Malmenés par la sécheresse au Sahel, les éleveurs se disent marginalisés

0

Les rideaux sont tombés ce week-end à Niamey, au Niger sur une réunion de consultation sur la situation pastorale à l’initiative d’organisations régionales comme le Comité permanent inter-Etats de lutte contre la sécheresse dans le Sahel (Cilss) ou l’Union économique et monétaire ouest africaine (Uemoa). Le manque de pâturage combiné à l’insécurité liée aux groupes terroristes dans le Sahel rend les éleveurs de la région particulièrement vulnérables.
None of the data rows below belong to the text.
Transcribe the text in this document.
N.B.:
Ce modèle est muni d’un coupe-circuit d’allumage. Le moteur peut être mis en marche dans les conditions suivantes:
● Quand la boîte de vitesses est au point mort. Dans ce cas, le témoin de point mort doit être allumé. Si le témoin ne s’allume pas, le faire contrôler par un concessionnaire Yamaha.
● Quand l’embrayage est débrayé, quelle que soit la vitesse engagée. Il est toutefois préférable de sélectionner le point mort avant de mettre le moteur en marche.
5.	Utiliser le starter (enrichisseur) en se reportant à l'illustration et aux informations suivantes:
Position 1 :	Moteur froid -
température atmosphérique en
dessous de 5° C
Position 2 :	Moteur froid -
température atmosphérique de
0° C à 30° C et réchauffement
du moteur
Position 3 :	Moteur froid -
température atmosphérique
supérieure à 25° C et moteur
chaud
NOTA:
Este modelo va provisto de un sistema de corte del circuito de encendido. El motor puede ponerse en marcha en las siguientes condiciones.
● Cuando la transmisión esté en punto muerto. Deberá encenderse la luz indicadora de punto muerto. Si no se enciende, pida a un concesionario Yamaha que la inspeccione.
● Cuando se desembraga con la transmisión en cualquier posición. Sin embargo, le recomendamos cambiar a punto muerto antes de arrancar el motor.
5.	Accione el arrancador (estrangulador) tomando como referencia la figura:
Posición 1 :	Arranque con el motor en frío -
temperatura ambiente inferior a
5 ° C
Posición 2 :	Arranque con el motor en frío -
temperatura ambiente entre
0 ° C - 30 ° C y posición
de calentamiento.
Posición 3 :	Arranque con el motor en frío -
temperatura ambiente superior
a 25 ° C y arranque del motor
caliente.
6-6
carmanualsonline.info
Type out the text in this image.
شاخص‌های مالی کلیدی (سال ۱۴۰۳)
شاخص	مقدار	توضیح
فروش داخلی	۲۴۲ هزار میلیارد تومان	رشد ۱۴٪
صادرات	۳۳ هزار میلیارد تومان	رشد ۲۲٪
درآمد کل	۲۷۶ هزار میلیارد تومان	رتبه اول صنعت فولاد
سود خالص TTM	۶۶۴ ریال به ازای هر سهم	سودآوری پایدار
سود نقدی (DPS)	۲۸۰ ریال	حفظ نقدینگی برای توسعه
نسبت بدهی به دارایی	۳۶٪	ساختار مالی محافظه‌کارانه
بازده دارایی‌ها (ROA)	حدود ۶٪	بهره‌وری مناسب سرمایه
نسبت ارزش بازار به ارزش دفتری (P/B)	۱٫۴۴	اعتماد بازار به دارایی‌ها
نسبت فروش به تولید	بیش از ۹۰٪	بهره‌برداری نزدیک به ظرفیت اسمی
Les participants se sont penchés sur la crise liée à un déficit de pluies historique. Au lendemain de la grande réunion sur le Sahel qui s’est tenue à Bruxelles vendredi 23 février 2018 et qui a promis la mise en place par l’Alliance Sahel de 500 projets de développement dans la région, les éleveurs font part de leur déception. Selon des sources sûres, ils estiment ne pas avoir été consultés par ce nouveau partenaire de développement d’un budget de huit milliards d’euros…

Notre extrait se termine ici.